Carrot Cake with Cream Cheese Icing - Great American Home Baking
2 C flour
2 t cinnamon
1 t baking powder
¼ t salt
⅔ C butter, softened
1 C sugar
3 eggs
⅔ C milk
3 medium carrots, grated
½ C coarsely chopped walnuts (about 2 oz)
∙ Preheat oven to 350'
∙ Grease a 9" round cake pan then dust with flour and tap out excess.
∙ Mix together flour, cinnamon, baking powder and salt.
∙ In a separate bowl, beat together butter and sugar at medium till light and fluffy.
∙ Add eggs 1 at a time, beating well after each addition.
∙ At low speed, alternately beat flour mixture and milk into butter mixture.
∙ Stir in carrots and nuts and pour batter into prepared pan.
∙ Bake cake 40 minutes or till top springs back when lightly touched and a toothpick inserted in the center comes out clean.
∙ Transfer pan to wire rack to cool for 10 minutes.
∙ Turn cake out onto rack to cool completely.
Icing:
½ C (1 stick) butter, softened
4 oz cream cheese, softened
1 t vanilla extract
2 ½ C powdered sugar
∙ Beat together butter and cream cheese at medium speed till completely smooth.
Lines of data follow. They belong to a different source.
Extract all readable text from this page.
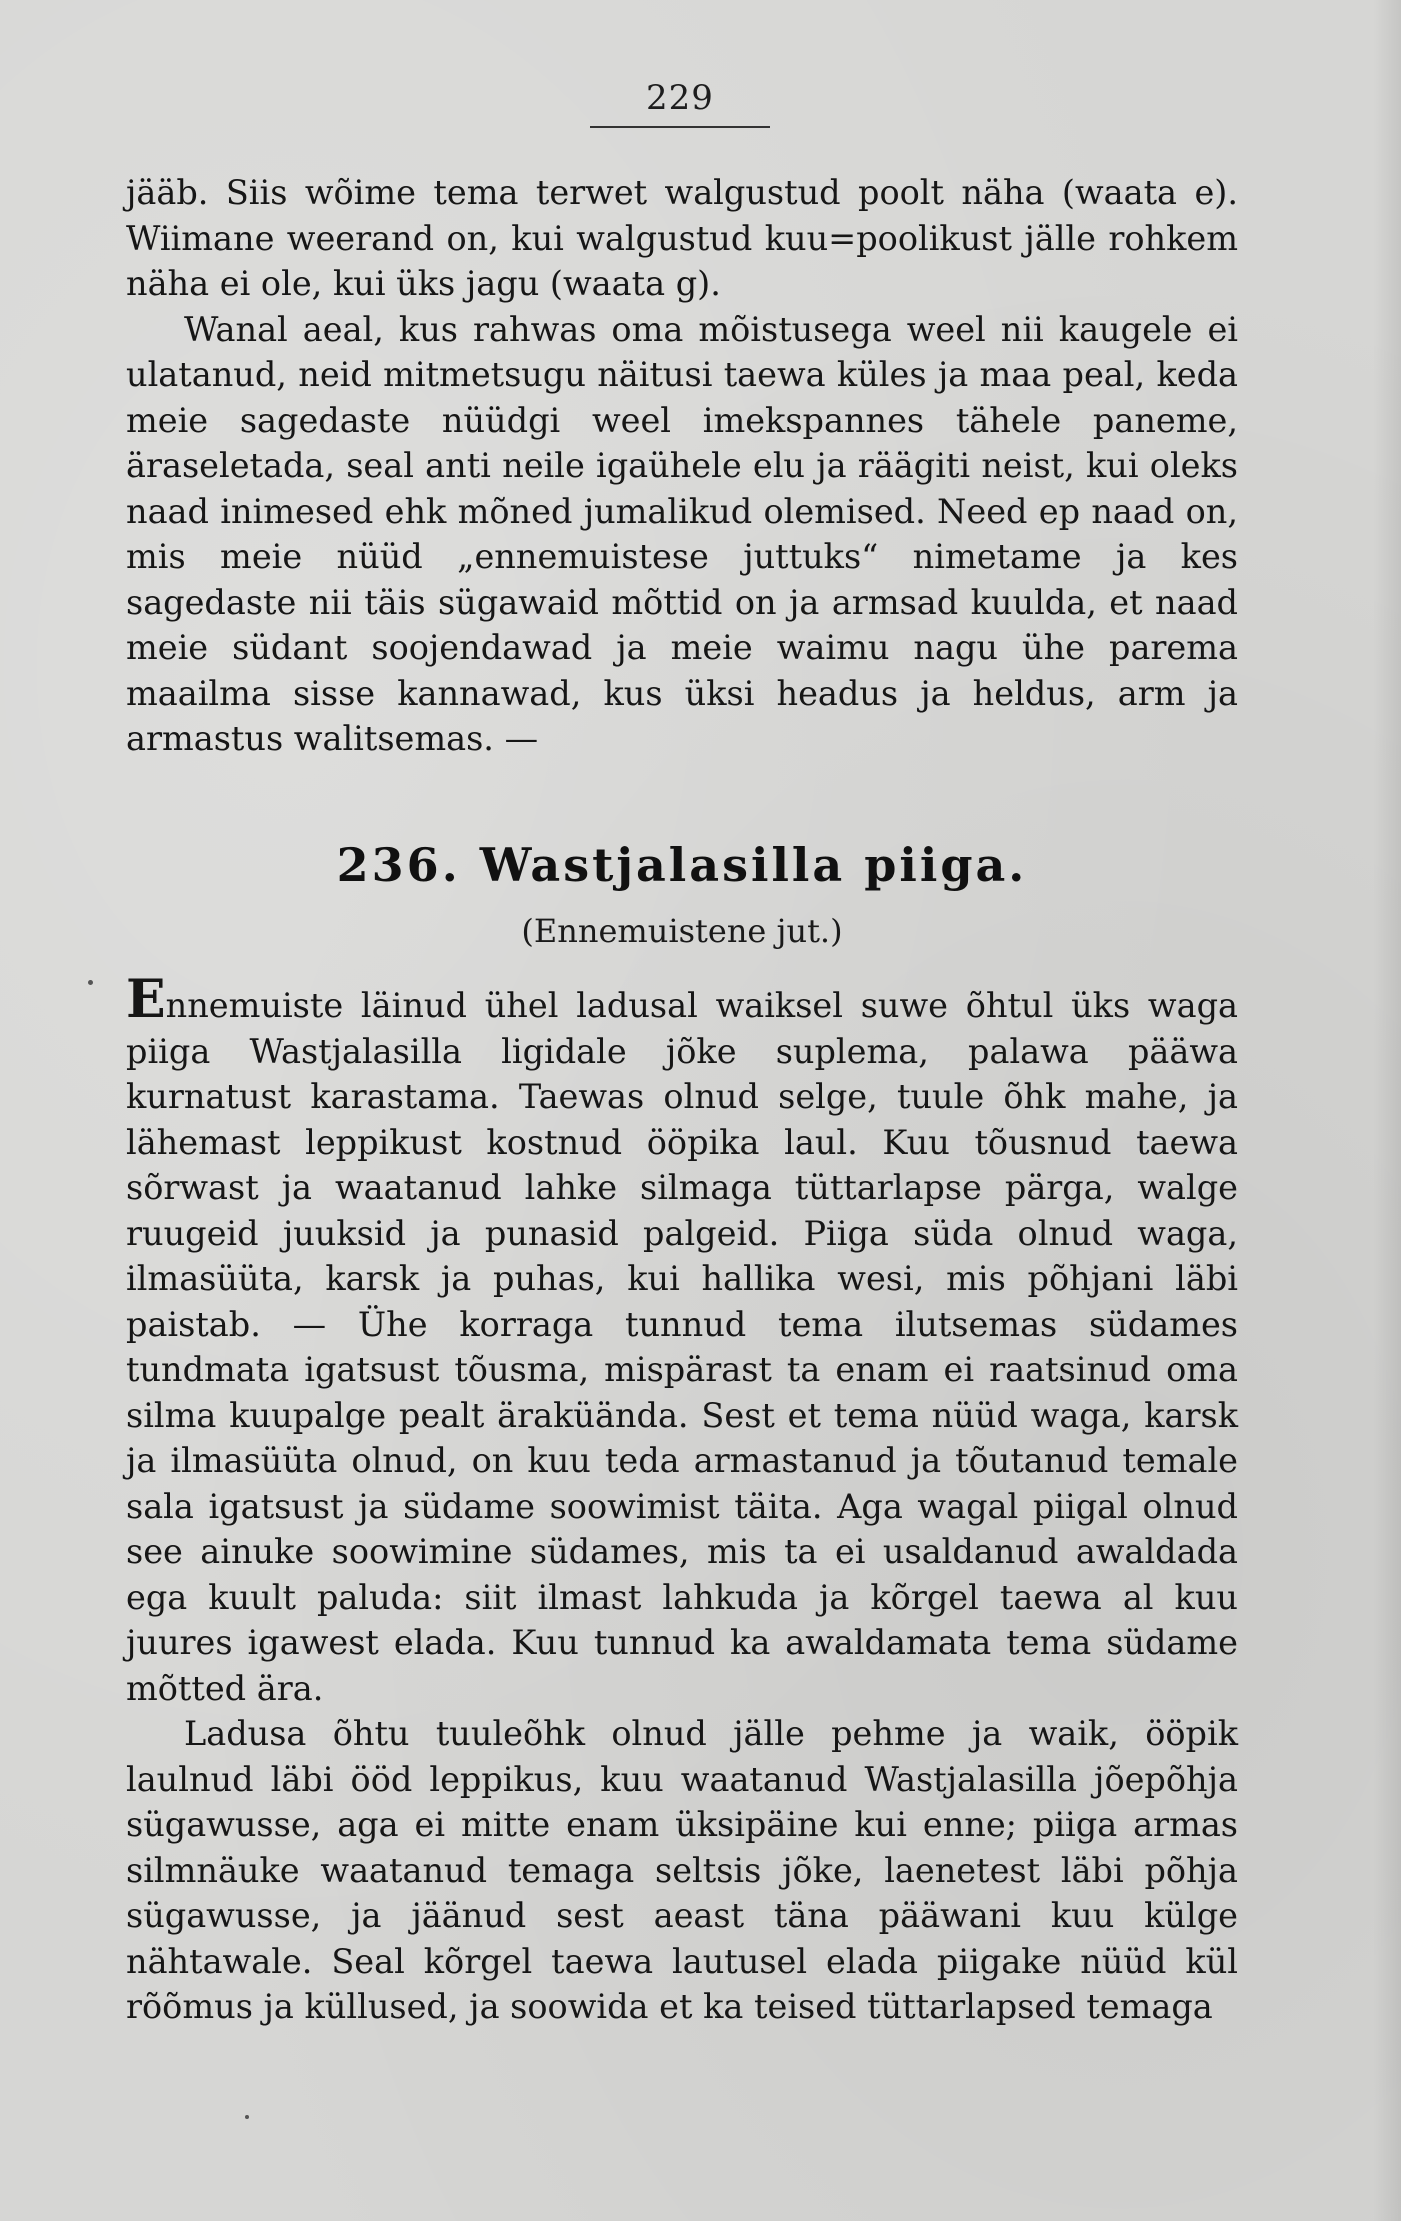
229

jääb. Siis wõime tema terwet walgustud poolt näha (waata e). Wiimane weerand on, kui walgustud kuu=poolikust jälle rohkem näha ei ole, kui üks jagu (waata g).

Wanal aeal, kus rahwas oma mõistusega weel nii kaugele ei ulatanud, neid mitmetsugu näitusi taewa küles ja maa peal, keda meie sagedaste nüüdgi weel imekspannes tähele paneme, äraseletada, seal anti neile igaühele elu ja räägiti neist, kui oleks naad inimesed ehk mõned jumalikud olemised. Need ep naad on, mis meie nüüd „ennemuistese juttuks“ nimetame ja kes sagedaste nii täis sügawaid mõttid on ja armsad kuulda, et naad meie südant soojendawad ja meie waimu nagu ühe parema maailma sisse kannawad, kus üksi headus ja heldus, arm ja armastus walitsemas. —

236. Wastjalasilla piiga.
(Ennemuistene jut.)

Ennemuiste läinud ühel ladusal waiksel suwe õhtul üks waga piiga Wastjalasilla ligidale jõke suplema, palawa pääwa kurnatust karastama. Taewas olnud selge, tuule õhk mahe, ja lähemast leppikust kostnud ööpika laul. Kuu tõusnud taewa sõrwast ja waatanud lahke silmaga tüttarlapse pärga, walge ruugeid juuksid ja punasid palgeid. Piiga süda olnud waga, ilmasüüta, karsk ja puhas, kui hallika wesi, mis põhjani läbi paistab. — Ühe korraga tunnud tema ilutsemas südames tundmata igatsust tõusma, mispärast ta enam ei raatsinud oma silma kuupalge pealt äraküända. Sest et tema nüüd waga, karsk ja ilmasüüta olnud, on kuu teda armastanud ja tõutanud temale sala igatsust ja südame soowimist täita. Aga wagal piigal olnud see ainuke soowimine südames, mis ta ei usaldanud awaldada ega kuult paluda: siit ilmast lahkuda ja kõrgel taewa al kuu juures igawest elada. Kuu tunnud ka awaldamata tema südame mõtted ära.

Ladusa õhtu tuuleõhk olnud jälle pehme ja waik, ööpik laulnud läbi ööd leppikus, kuu waatanud Wastjalasilla jõepõhja sügawusse, aga ei mitte enam üksipäine kui enne; piiga armas silmnäuke waatanud temaga seltsis jõke, laenetest läbi põhja sügawusse, ja jäänud sest aeast täna pääwani kuu külge nähtawale. Seal kõrgel taewa lautusel elada piigake nüüd kül rõõmus ja küllused, ja soowida et ka teised tüttarlapsed temaga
∙ Beat in vanilla then beat in powdered sugar till well blended.
Topping:
¼ C finely chopped walnuts (about 1 oz)
2 T firmly packed brown sugar
∙ Mix together nuts and brown sugar.
∙ Place cake on a serving plate and spread icing over top and sides.
∙ Sprinkle with nut mixture.
*Baking Tips*
If desired, icing can be omitted. Instead, dust top of cake with powdered sugar.